I really didn’t need one or want one, but it seemed like a risk to say “yes” and even riskier to say “no.”  I felt the work would be great; it almost had to be since it was an act of complete hubris, but with the potential of real genius.

 

In 2007, when my wife and I settled on a house on Montauk for spending the summers, our neighbor threatened to build a house in the shape of a windmill right next door. I was really distressed by the idea, but the antidote was obvious. I’d drop the Untitled (Lamp/Bear) on the bluff just next to him. Mission accomplished and his plans were put on hold. (The economy helped.)

 

Admittedly, I worried that the town and the neighbors would riot, for this was a great work of art for those “in the know” but how about everyone else? Fortunately for our privacy’s sake, there is no public access. The piece is visible from the water only, which is also rather poetic since he sits alone, with no one to bother him.

 

Soon he got popular. The surfers were using the work as a landmark to prepare for the great wave that builds after a storm.
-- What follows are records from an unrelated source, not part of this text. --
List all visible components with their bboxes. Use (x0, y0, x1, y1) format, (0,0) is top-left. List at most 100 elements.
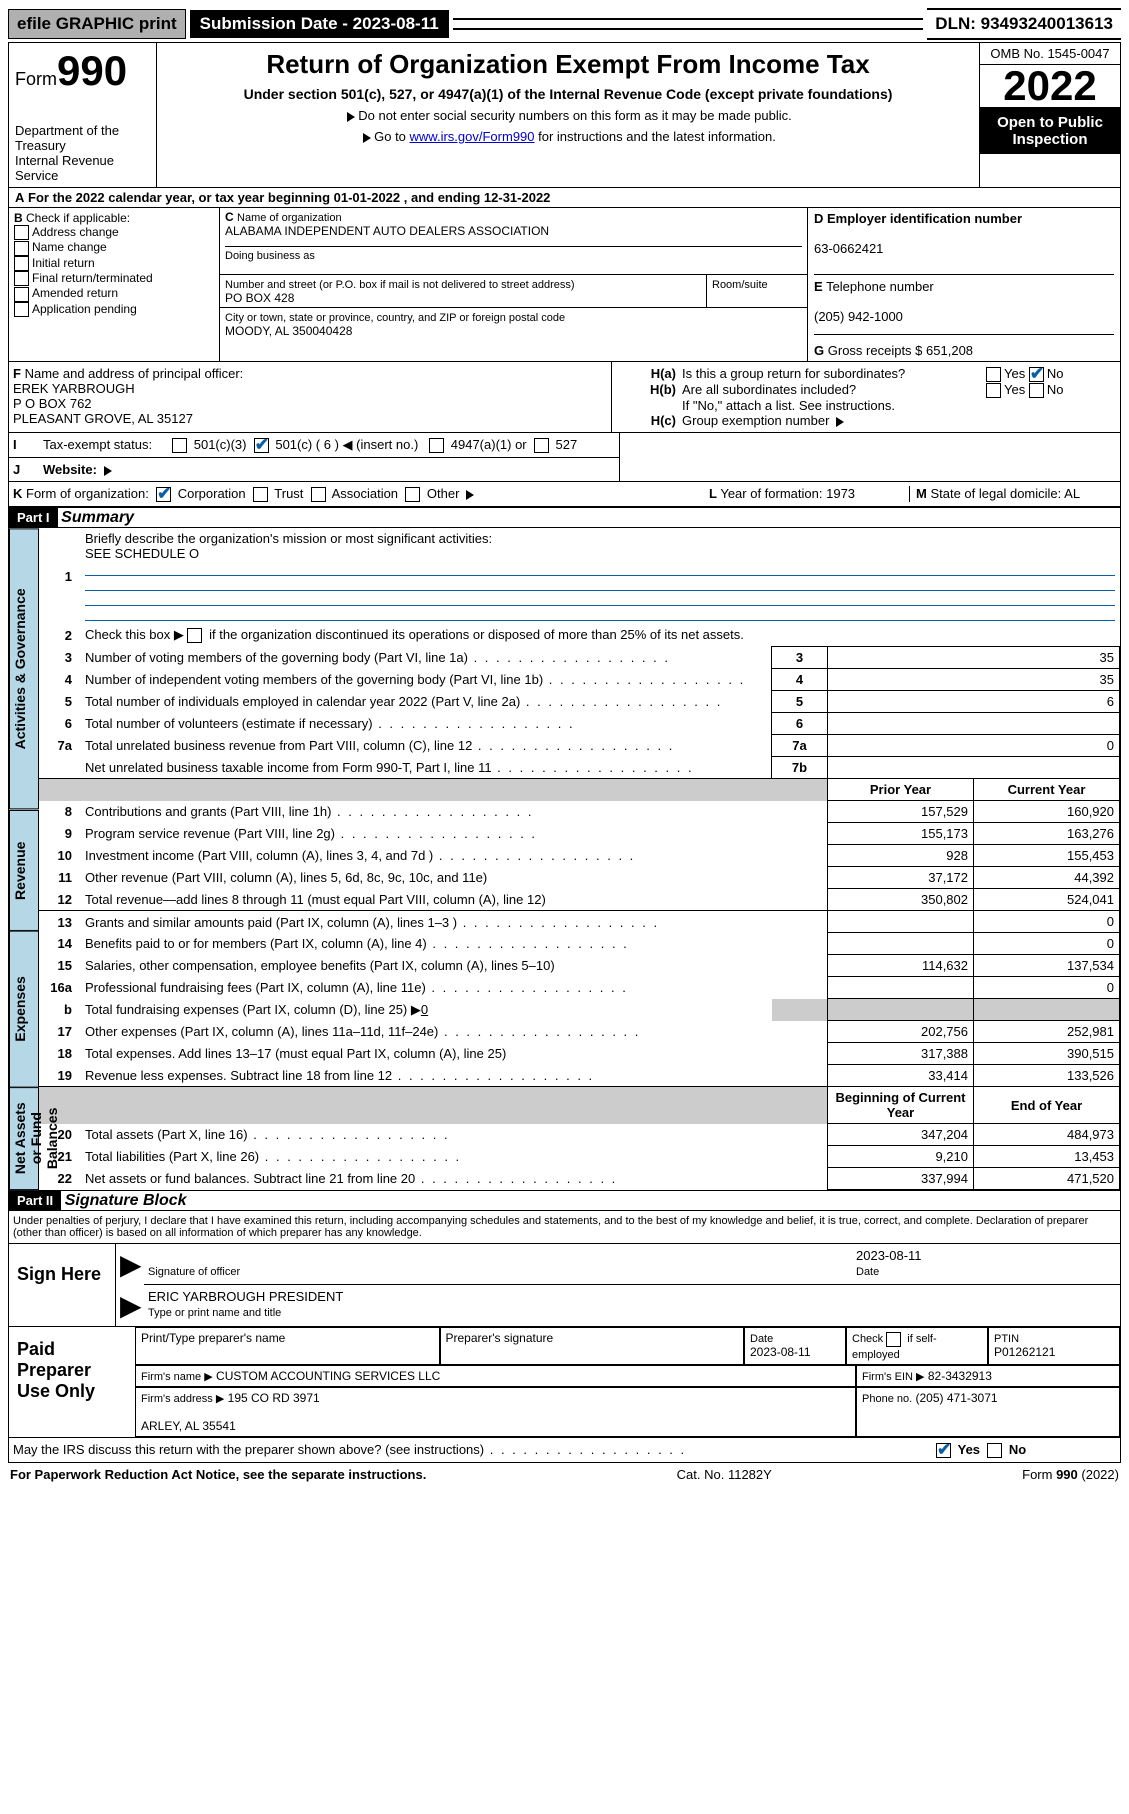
c-name-label: Name of organization (237, 212, 342, 224)
form-header: Form990 Department of the Treasury Inter… (9, 43, 1120, 188)
instructions-link[interactable]: www.irs.gov/Form990 (410, 129, 535, 144)
chk-amended[interactable] (14, 287, 29, 302)
mission-val: SEE SCHEDULE O (85, 546, 199, 561)
paid-preparer-block: Paid Preparer Use Only Print/Type prepar… (9, 1326, 1120, 1436)
state-domicile: AL (1064, 486, 1080, 501)
tab-activities: Activities & Governance (9, 528, 39, 809)
ha-no[interactable] (1029, 367, 1044, 382)
tab-revenue: Revenue (9, 810, 39, 931)
dln: DLN: 93493240013613 (927, 8, 1121, 40)
sig-officer-label: Signature of officer (148, 1266, 240, 1278)
chk-self-employed[interactable] (886, 1332, 901, 1347)
part1-body: Activities & Governance Revenue Expenses… (9, 528, 1120, 1190)
chk-name[interactable] (14, 241, 29, 256)
open-inspection: Open to Public Inspection (980, 108, 1120, 154)
hb-note: If "No," attach a list. See instructions… (616, 398, 1116, 413)
phone-value: (205) 942-1000 (814, 309, 903, 324)
section-klm: K Form of organization: Corporation Trus… (9, 482, 1120, 507)
note-link: Go to www.irs.gov/Form990 for instructio… (165, 129, 971, 144)
gross-value: 651,208 (926, 343, 973, 358)
chk-corp[interactable] (156, 487, 171, 502)
part1-header: Part I Summary (9, 507, 1120, 528)
firm-name: CUSTOM ACCOUNTING SERVICES LLC (216, 1369, 440, 1383)
org-city: MOODY, AL 350040428 (225, 324, 352, 338)
ein-label: Employer identification number (827, 211, 1022, 226)
dept-label: Department of the Treasury (15, 123, 150, 153)
paid-preparer-label: Paid Preparer Use Only (9, 1327, 135, 1436)
sign-here-label: Sign Here (9, 1244, 115, 1326)
pt-name-label: Print/Type preparer's name (135, 1327, 440, 1364)
section-bcdeg: B Check if applicable: Address change Na… (9, 208, 1120, 362)
firm-addr1: 195 CO RD 3971 (228, 1391, 320, 1405)
pra-notice: For Paperwork Reduction Act Notice, see … (10, 1467, 426, 1482)
chk-pending[interactable] (14, 302, 29, 317)
org-address: PO BOX 428 (225, 291, 294, 305)
section-fh: F Name and address of principal officer:… (9, 362, 1120, 433)
sig-date: 2023-08-11 (856, 1248, 922, 1263)
cat-no: Cat. No. 11282Y (677, 1467, 772, 1482)
spacer (453, 18, 924, 30)
chk-4947[interactable] (429, 438, 444, 453)
ha-label: Is this a group return for subordinates? (676, 366, 986, 382)
phone-label: Telephone number (826, 279, 934, 294)
pt-date: 2023-08-11 (750, 1345, 811, 1359)
form-subtitle: Under section 501(c), 527, or 4947(a)(1)… (165, 86, 971, 102)
chk-trust[interactable] (253, 487, 268, 502)
chk-initial[interactable] (14, 256, 29, 271)
room-label: Room/suite (712, 279, 768, 291)
ptin-val: P01262121 (994, 1345, 1055, 1359)
chk-assoc[interactable] (311, 487, 326, 502)
chk-501c3[interactable] (172, 438, 187, 453)
summary-table: 1Briefly describe the organization's mis… (39, 528, 1120, 1190)
may-yes[interactable] (936, 1443, 951, 1458)
addr-label: Number and street (or P.O. box if mail i… (225, 279, 575, 291)
part2-header: Part II Signature Block (9, 1190, 1120, 1211)
declaration: Under penalties of perjury, I declare th… (9, 1211, 1120, 1243)
dba-label: Doing business as (225, 246, 802, 262)
tab-expenses: Expenses (9, 931, 39, 1088)
topbar: efile GRAPHIC print Submission Date - 20… (8, 8, 1121, 40)
page-footer: For Paperwork Reduction Act Notice, see … (8, 1463, 1121, 1486)
form-org-label: Form of organization: (26, 486, 149, 501)
sign-here-block: Sign Here ▶ Signature of officer 2023-08… (9, 1243, 1120, 1326)
note-ssn: Do not enter social security numbers on … (165, 108, 971, 123)
gross-label: Gross receipts $ (828, 343, 923, 358)
may-discuss-row: May the IRS discuss this return with the… (9, 1437, 1120, 1462)
officer-addr2: PLEASANT GROVE, AL 35127 (13, 411, 193, 426)
website-label: Website: (43, 462, 97, 477)
pt-sig-label: Preparer's signature (440, 1327, 745, 1364)
chk-501c[interactable] (254, 438, 269, 453)
hb-no[interactable] (1029, 383, 1044, 398)
section-a: A For the 2022 calendar year, or tax yea… (9, 188, 1120, 208)
tab-netassets: Net Assets or Fund Balances (9, 1087, 39, 1190)
irs-label: Internal Revenue Service (15, 153, 150, 183)
form-ref: Form 990 (2022) (1022, 1467, 1119, 1482)
year-formation: 1973 (826, 486, 855, 501)
chk-527[interactable] (534, 438, 549, 453)
ha-yes[interactable] (986, 367, 1001, 382)
officer-name: EREK YARBROUGH (13, 381, 135, 396)
city-label: City or town, state or province, country… (225, 312, 565, 324)
subdate-label: Submission Date - 2023-08-11 (190, 10, 449, 38)
chk-address[interactable] (14, 225, 29, 240)
may-no[interactable] (987, 1443, 1002, 1458)
chk-discontinued[interactable] (187, 628, 202, 643)
ein-value: 63-0662421 (814, 241, 883, 256)
tax-status-label: Tax-exempt status: (43, 437, 152, 453)
chk-other[interactable] (405, 487, 420, 502)
firm-phone: (205) 471-3071 (916, 1391, 998, 1405)
org-name: ALABAMA INDEPENDENT AUTO DEALERS ASSOCIA… (225, 224, 549, 238)
hc-label: Group exemption number (682, 413, 829, 428)
chk-final[interactable] (14, 271, 29, 286)
tax-year: 2022 (980, 65, 1120, 108)
firm-ein: 82-3432913 (928, 1369, 992, 1383)
officer-addr1: P O BOX 762 (13, 396, 92, 411)
form-number: Form990 (15, 47, 150, 95)
section-ij: I Tax-exempt status: 501(c)(3) 501(c) ( … (9, 433, 1120, 482)
hb-yes[interactable] (986, 383, 1001, 398)
efile-badge[interactable]: efile GRAPHIC print (8, 9, 186, 39)
b-label: Check if applicable: (26, 211, 130, 225)
officer-label: Name and address of principal officer: (25, 366, 244, 381)
firm-addr2: ARLEY, AL 35541 (141, 1419, 236, 1433)
form-container: Form990 Department of the Treasury Inter… (8, 42, 1121, 1463)
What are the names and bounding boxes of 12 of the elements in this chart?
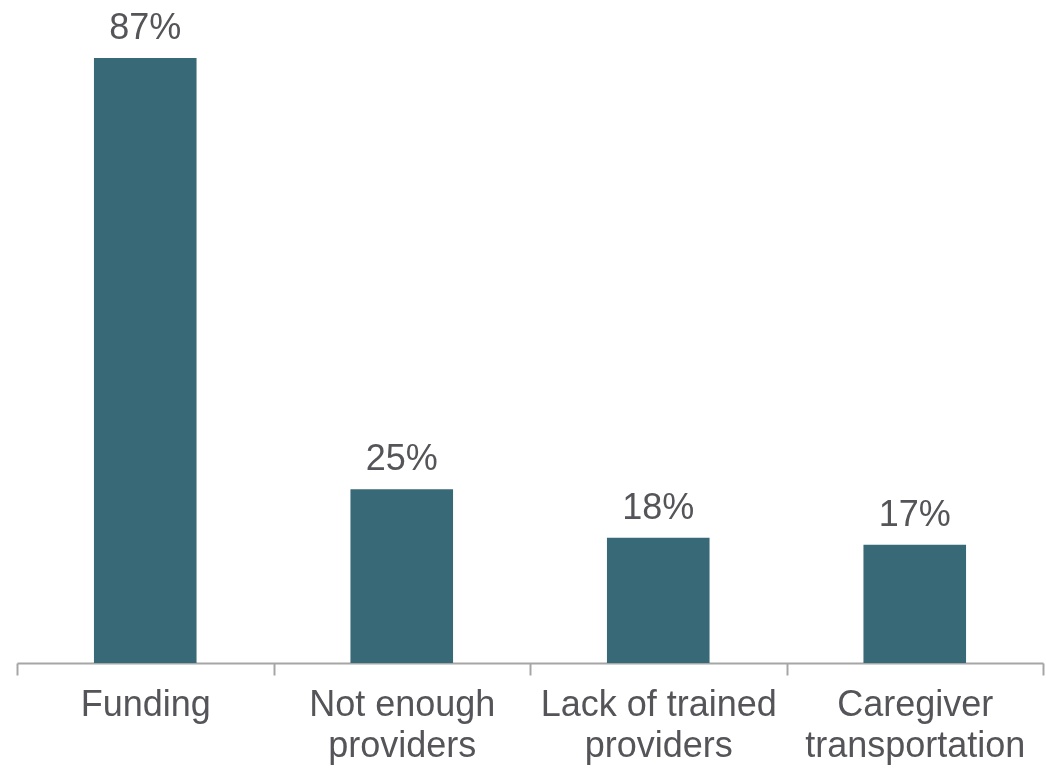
bar [350,489,454,663]
x-tick-label: Not enough providers [309,682,496,765]
data-label: 17% [878,492,951,534]
bar [863,544,967,663]
x-tick-label: Caregiver transportation [805,682,1026,765]
data-label: 25% [365,437,438,479]
data-label: 87% [109,6,182,47]
data-label: 18% [622,485,695,527]
x-tick-label: Funding [80,682,211,724]
bar [606,537,710,663]
x-tick-label: Lack of trained providers [540,682,777,765]
bar [93,58,197,663]
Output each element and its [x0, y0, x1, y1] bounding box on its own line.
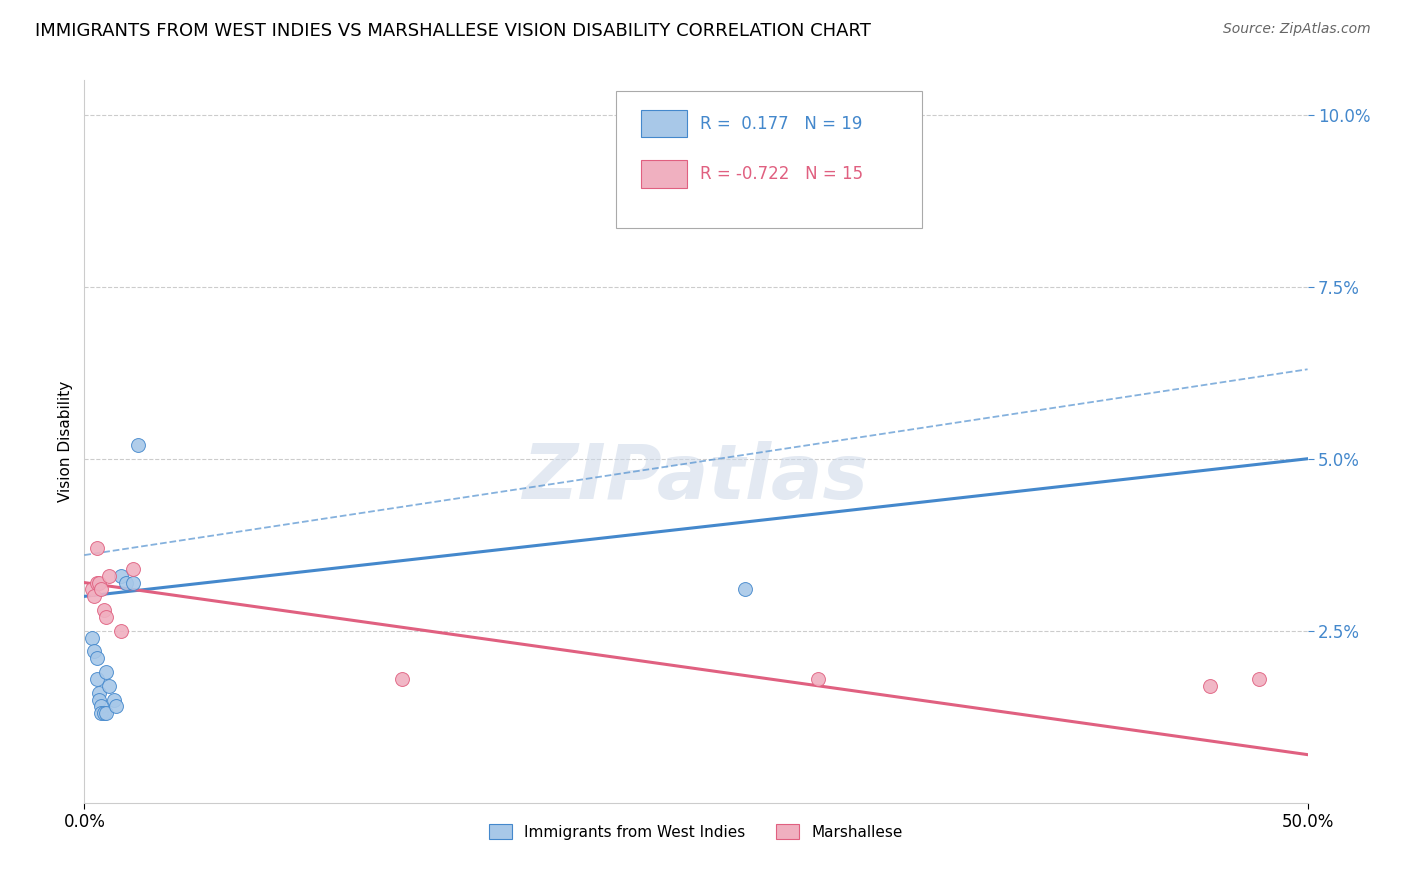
- Text: ZIPatlas: ZIPatlas: [523, 441, 869, 515]
- Point: [105, 699, 128, 714]
- Point: [90, 699, 112, 714]
- Legend: Immigrants from West Indies, Marshallese: Immigrants from West Indies, Marshallese: [484, 818, 908, 846]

Local fishermen were using it as a reference point to find their favorite striped bass fishing spot.

 

Montauk

 

Everybody loves the bear, especially at night when its visor is illuminated and casts a soulful, introspective glow.

 

I once asked Urs why the bear needed to be in bronze, the most expensive and heavy material he could have chosen. He said in response, “This way, it will last forever.” Beyond iconography, the object is an equivocation on every level: it’s happy and sad; what’s small is big; what looks soft is hard; what is light is heavy; and what comes from childhood resonates within us decades later. The sculpture manages to capture the fancy and the imagination of everyone who sees it. Large successful public sculptures like this one are almost impossible to achieve. They are usually saccharine, or just plain dull.

 

When I first learned that one edition of the bear (it’s a set of three) was leaving Francois Pinault’s great collection, and that new owners would place the work on the market, I was disappointed. But I’m thrilled to see it on Park Avenue, sadly and gladly hunched in front of the rational perfection of Mies van der Rohe’s Seagram Building. I can only hope that his next stop will be a great public collection where he’ll get plenty more love and affection.